Une ingénieure de la Ville de Terrebonne part le bal à l’hiver 2021 quand elle demande à Triani d’effectuer une caractérisation des eaux usées rejetées par son usine.
L’entreprise obéit. Résultat : eaux contaminées non conformes au règlement sur l’assainissement des eaux de la Communauté métropolitaine de Montréal.
« Nos conduites d’égout, notre station de pompage et notre station d’épuration sont touchées », précise la Ville.
Terrebonne exige au printemps 2021 que Tristan et Joannie établissent un plan d’action. Le couple cesse à ce moment de collaborer avec les autorités.
« Les déversements sont quotidiens », souligne la Ville, qui teste les rejets de l’usine de la rue des Forges depuis 32 mois. Chaque fois, ils sont non conformes.
Non-conforme
Triani a sa propre version des faits. « Nous avons produit un nouveau rapport de caractérisation des eaux en novembre 2022. Nous étions à 1200 ppm au lieu de 1000. Nous sommes très au courant que la norme, c’est 1000 », indique Mme Couture au téléphone.
Le maire de Terrebonne refuse de parler au Journal puisque le dossier est judiciarisé. La Ville indique toutefois que le rapport de novembre 2022 « a été jugé non conforme en raison d’irrégularités ».
Il n’a pas été signé par un membre de l’Ordre des ingénieurs du Québec, de l’Ordre des chimistes du Québec ou de l’Ordre des technologues du Québec, indique-t-on.
Les résultats étaient aussi « non conformes puisqu’ils ne tenaient pas compte de la dilution, ce qui les rendait non représentatifs ».
La Ville a demandé des corrections au rapport à l’entreprise. La demande est demeurée sans suite.
La poursuite de la Ville de Terrebonne suit son cours au palais de justice de Saint-Jérôme. Elle pourrait durer encore des années.
Triani rejette toujours, pour l’instant, ses eaux contaminées dans les tuyaux de la municipalité de 120 000 habitants.
Plusieurs autres figures de proue du Québec inc. dans la tourmente
La famille Molson n’est pas le seul membre du gratin de l’économie du Québec à faire partie de l’histoire de Triani.
On compte aussi un ancien grand patron de la Société des alcools du Québec et la Caisse de dépôt et placement du Québec dans les personnages.
La Caisse choisit par exemple Triani au détriment de RJ Brasseurs en 2022 pour se porter acquéreur du groupe Glutenberg, en chute libre depuis.

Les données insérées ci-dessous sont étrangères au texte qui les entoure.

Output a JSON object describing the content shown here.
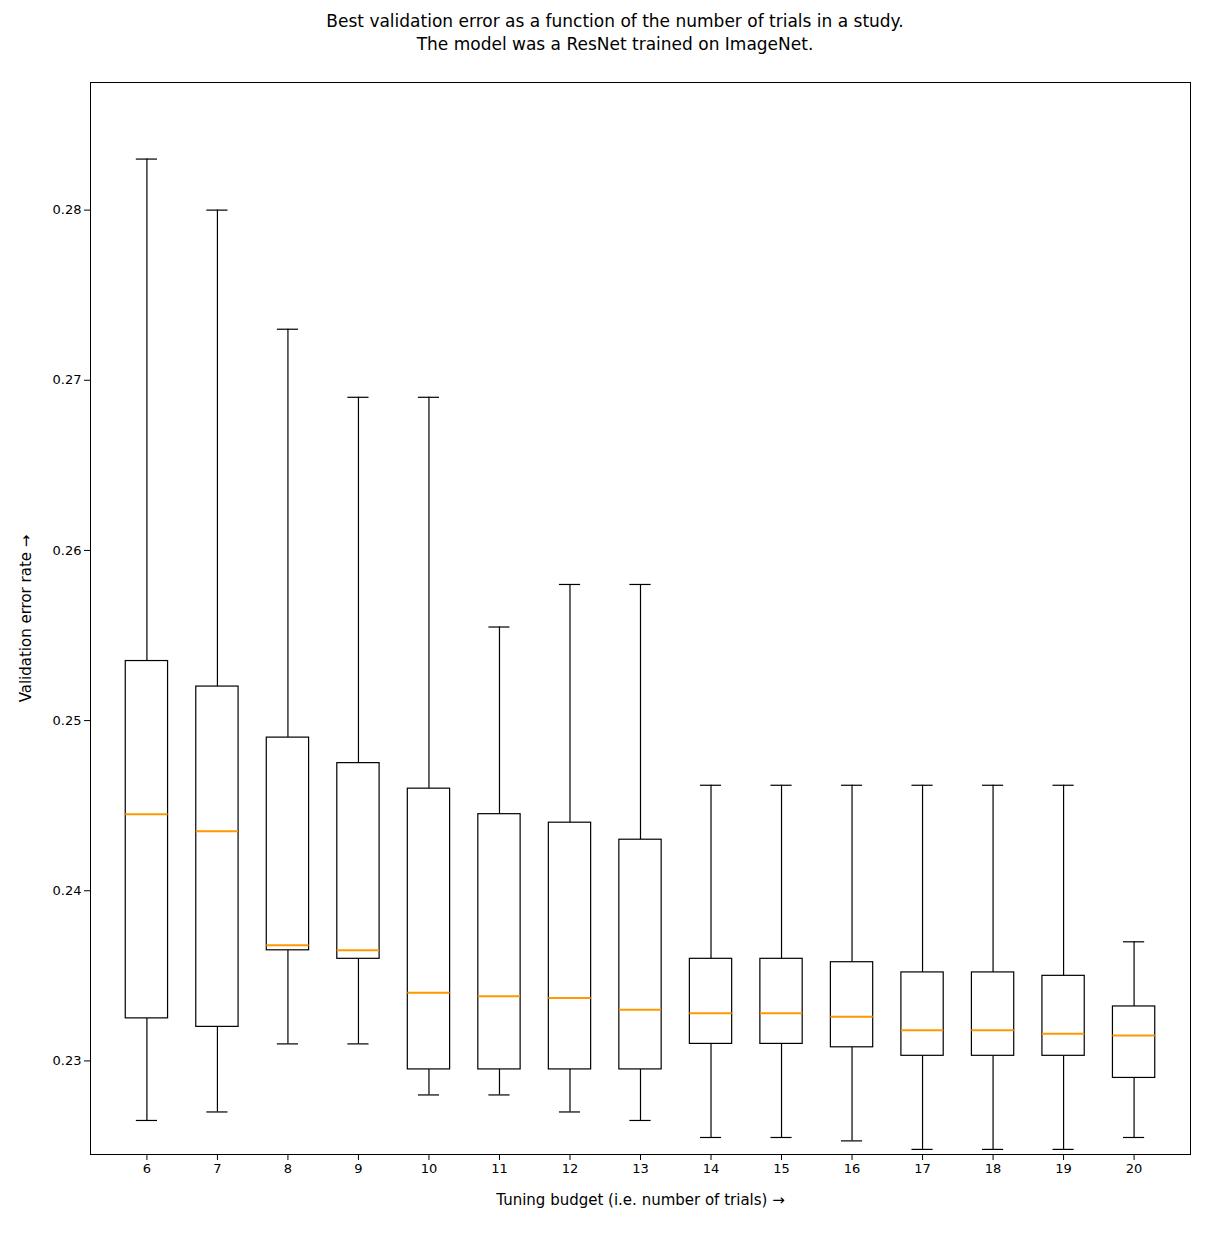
{
  "chart_data": {
    "type": "box",
    "title": "Best validation error as a function of the number of trials in a study.\nThe model was a ResNet trained on ImageNet.",
    "xlabel": "Tuning budget (i.e. number of trials)",
    "ylabel": "Validation error rate",
    "x": [
      6,
      7,
      8,
      9,
      10,
      11,
      12,
      13,
      14,
      15,
      16,
      17,
      18,
      19,
      20
    ],
    "whislo": [
      0.2265,
      0.227,
      0.231,
      0.231,
      0.228,
      0.228,
      0.227,
      0.2265,
      0.2255,
      0.2255,
      0.2253,
      0.2248,
      0.2248,
      0.2248,
      0.2255
    ],
    "q1": [
      0.2325,
      0.232,
      0.2365,
      0.236,
      0.2295,
      0.2295,
      0.2295,
      0.2295,
      0.231,
      0.231,
      0.2308,
      0.2303,
      0.2303,
      0.2303,
      0.229
    ],
    "median": [
      0.2445,
      0.2435,
      0.2368,
      0.2365,
      0.234,
      0.2338,
      0.2337,
      0.233,
      0.2328,
      0.2328,
      0.2326,
      0.2318,
      0.2318,
      0.2316,
      0.2315
    ],
    "q3": [
      0.2535,
      0.252,
      0.249,
      0.2475,
      0.246,
      0.2445,
      0.244,
      0.243,
      0.236,
      0.236,
      0.2358,
      0.2352,
      0.2352,
      0.235,
      0.2332
    ],
    "whishi": [
      0.283,
      0.28,
      0.273,
      0.269,
      0.269,
      0.2555,
      0.258,
      0.258,
      0.2462,
      0.2462,
      0.2462,
      0.2462,
      0.2462,
      0.2462,
      0.237
    ],
    "color": "#ff9800",
    "xlim": [
      5.2,
      20.8
    ],
    "xticks": [
      6,
      7,
      8,
      9,
      10,
      11,
      12,
      13,
      14,
      15,
      16,
      17,
      18,
      19,
      20
    ],
    "ylim": [
      0.2245,
      0.2875
    ],
    "yticks": [
      0.23,
      0.24,
      0.25,
      0.26,
      0.27,
      0.28
    ],
    "grid": false
  }
}
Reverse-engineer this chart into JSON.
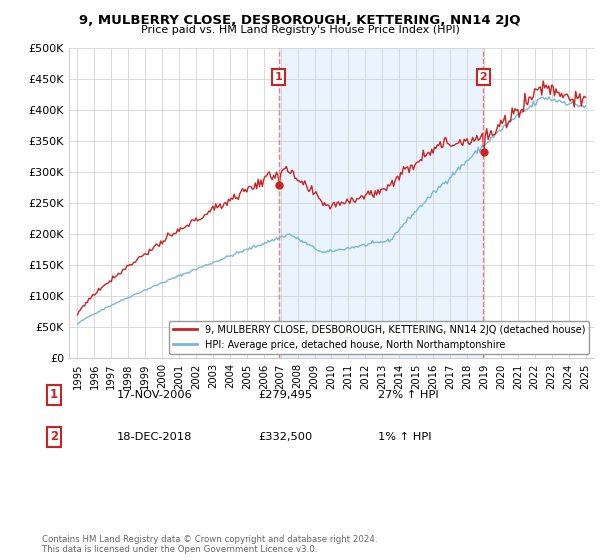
{
  "title": "9, MULBERRY CLOSE, DESBOROUGH, KETTERING, NN14 2JQ",
  "subtitle": "Price paid vs. HM Land Registry's House Price Index (HPI)",
  "hpi_label": "HPI: Average price, detached house, North Northamptonshire",
  "price_label": "9, MULBERRY CLOSE, DESBOROUGH, KETTERING, NN14 2JQ (detached house)",
  "sale1_date": "17-NOV-2006",
  "sale1_price": 279495,
  "sale1_hpi": "27% ↑ HPI",
  "sale2_date": "18-DEC-2018",
  "sale2_price": 332500,
  "sale2_hpi": "1% ↑ HPI",
  "sale1_x": 2006.88,
  "sale2_x": 2018.96,
  "ylim_min": 0,
  "ylim_max": 500000,
  "xlim_min": 1994.5,
  "xlim_max": 2025.5,
  "ylabel_ticks": [
    0,
    50000,
    100000,
    150000,
    200000,
    250000,
    300000,
    350000,
    400000,
    450000,
    500000
  ],
  "ylabel_labels": [
    "£0",
    "£50K",
    "£100K",
    "£150K",
    "£200K",
    "£250K",
    "£300K",
    "£350K",
    "£400K",
    "£450K",
    "£500K"
  ],
  "xtick_years": [
    1995,
    1996,
    1997,
    1998,
    1999,
    2000,
    2001,
    2002,
    2003,
    2004,
    2005,
    2006,
    2007,
    2008,
    2009,
    2010,
    2011,
    2012,
    2013,
    2014,
    2015,
    2016,
    2017,
    2018,
    2019,
    2020,
    2021,
    2022,
    2023,
    2024,
    2025
  ],
  "hpi_color": "#7ab8d9",
  "price_color": "#cc2222",
  "shade_color": "#ddeeff",
  "dashed_color": "#e88080",
  "background_color": "#ffffff",
  "grid_color": "#cccccc",
  "footnote": "Contains HM Land Registry data © Crown copyright and database right 2024.\nThis data is licensed under the Open Government Licence v3.0.",
  "legend_box_color": "#cc2222",
  "box_number_color": "#cc2222"
}
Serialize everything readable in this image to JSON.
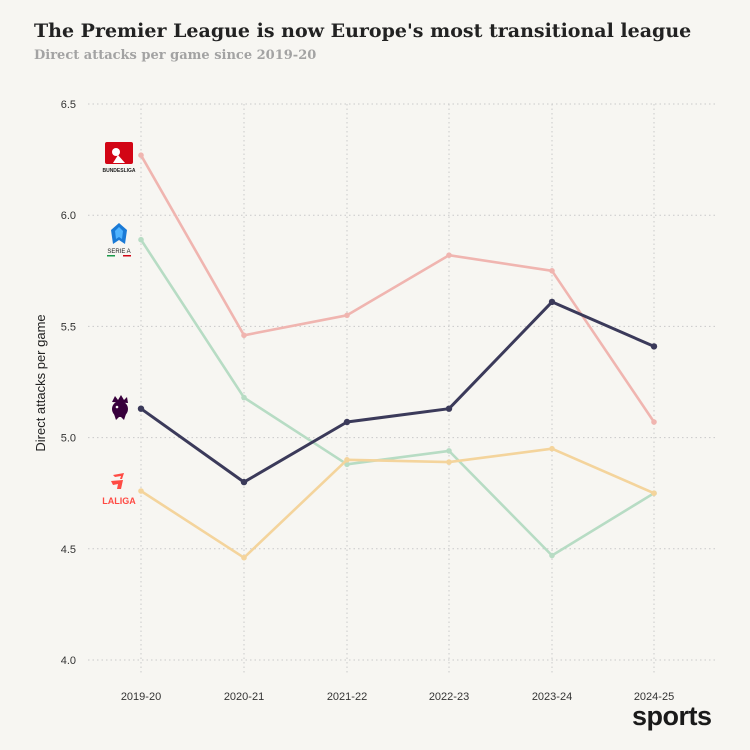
{
  "header": {
    "title": "The Premier League is now Europe's most transitional league",
    "subtitle": "Direct attacks per game since 2019-20"
  },
  "branding": {
    "text": "sports"
  },
  "logos": {
    "bundesliga": {
      "text": "BUNDESLIGA",
      "icon": "bundesliga-logo",
      "color": "#d20515"
    },
    "serie_a": {
      "text": "SERIE A",
      "icon": "serie-a-logo",
      "color": "#1a7ad6"
    },
    "premier_league": {
      "icon": "premier-league-lion-logo",
      "color": "#38003c"
    },
    "laliga": {
      "text": "LALIGA",
      "icon": "laliga-logo",
      "color": "#ff4b44"
    }
  },
  "chart_data": {
    "type": "line",
    "title": "The Premier League is now Europe's most transitional league",
    "subtitle": "Direct attacks per game since 2019-20",
    "xlabel": "",
    "ylabel": "Direct attacks per game",
    "categories": [
      "2019-20",
      "2020-21",
      "2021-22",
      "2022-23",
      "2023-24",
      "2024-25"
    ],
    "ylim": [
      4.0,
      6.5
    ],
    "yticks": [
      "4.0",
      "4.5",
      "5.0",
      "5.5",
      "6.0",
      "6.5"
    ],
    "grid": "dotted",
    "legend": "logos at left",
    "series": [
      {
        "key": "bundesliga",
        "values": [
          6.27,
          5.46,
          5.55,
          5.82,
          5.75,
          5.07
        ],
        "color": "#f0b5b0"
      },
      {
        "key": "serie_a",
        "values": [
          5.89,
          5.18,
          4.88,
          4.94,
          4.47,
          4.75
        ],
        "color": "#b7dcc4"
      },
      {
        "key": "laliga",
        "values": [
          4.76,
          4.46,
          4.9,
          4.89,
          4.95,
          4.75
        ],
        "color": "#f4d49c"
      },
      {
        "key": "premier_league",
        "values": [
          5.13,
          4.8,
          5.07,
          5.13,
          5.61,
          5.41
        ],
        "color": "#3b3a5a"
      }
    ]
  }
}
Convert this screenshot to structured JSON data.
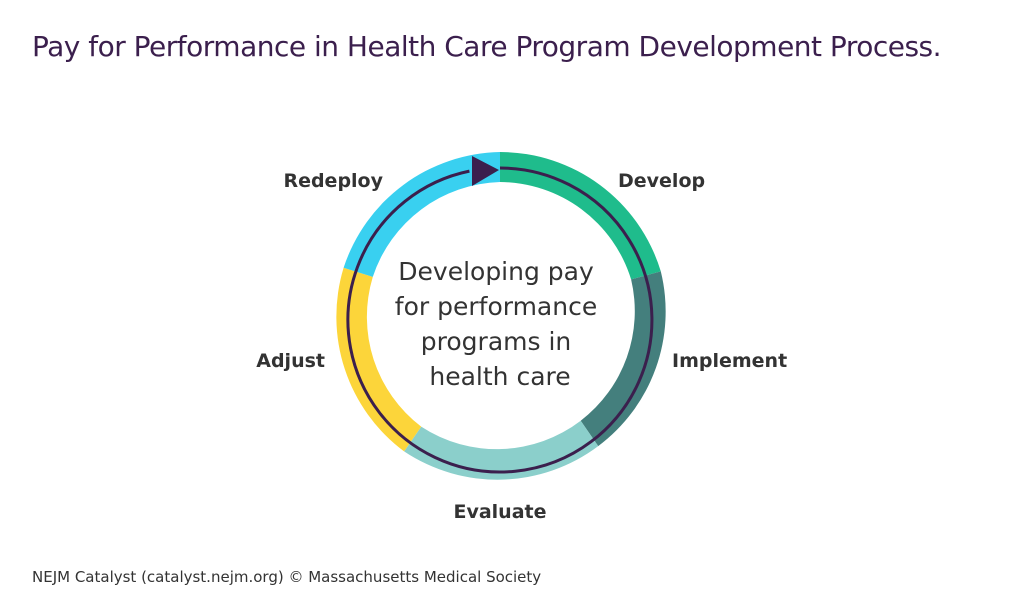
{
  "title": "Pay for Performance in Health Care Program Development Process.",
  "diagram": {
    "center_lines": [
      "Developing pay",
      "for performance",
      "programs in",
      "health care"
    ],
    "stages": [
      {
        "id": "develop",
        "label": "Develop",
        "color": "#1fbc8c"
      },
      {
        "id": "implement",
        "label": "Implement",
        "color": "#447f7d"
      },
      {
        "id": "evaluate",
        "label": "Evaluate",
        "color": "#8bcfcb"
      },
      {
        "id": "adjust",
        "label": "Adjust",
        "color": "#fcd53a"
      },
      {
        "id": "redeploy",
        "label": "Redeploy",
        "color": "#39d0f0"
      }
    ],
    "arrow_color": "#3b1f4d"
  },
  "footer": "NEJM Catalyst (catalyst.nejm.org) © Massachusetts Medical Society"
}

Les entreprises de Tristan Bourgeois Cousineau et Joannie Couture, le couple derrière Triani, sont alors poursuivies de partout en cour par une firme de marketing, un courtier en douanes, de nombreux brasseurs, un fournisseur de bouteilles, un service comptable, un atelier d’usinage, un distributeur, un gestionnaire de déchets, un consultant, un vendeur de chariots élévateurs, une firme d’ingénierie, un ex-directeur des ventes, une firme d’études de marché, un service informatique...
« Au moins trois entreprises sont poursuivies, pas juste Triani, et on règle toujours hors cour », souligne Joannie Couture.
Spiritueux spirituels – administré par l’ancien numéro un de la SAQ Alain Brunet – est l’une des PME (plus de 40) en conflit avec Triani.
La liste est longue.
« Je vais survivre, mais j’ai les deux jambes cassées », illustre Keegan Kelertas, un brasseur à qui Transbroue – qui appartient à Tristan et Joannie – doit 200 000 $.
Aussi des heureux
Triani compte aussi des clients heureux, comme l’entrepreneur-influenceur Olivier Primeau, qui produit sa nouvelle boisson à Terrebonne depuis peu.
« Je ne les défends pas, mais moi, pour l’instant, ça va bien », dit le proprio de Beach Day Every Day.
►Transbroue est une entreprise distincte de Triani. Les deux ont les mêmes propriétaires : Tristan Bourgeois Cousineau et Joannie Couture. Le couple possède Transbroue depuis août 2022. Ils ont fondé Triani en 2014. À l'époque, Triani achetait du vin italien avant de l'embouteiller et de le vendre dans les dépanneurs et les épiceries.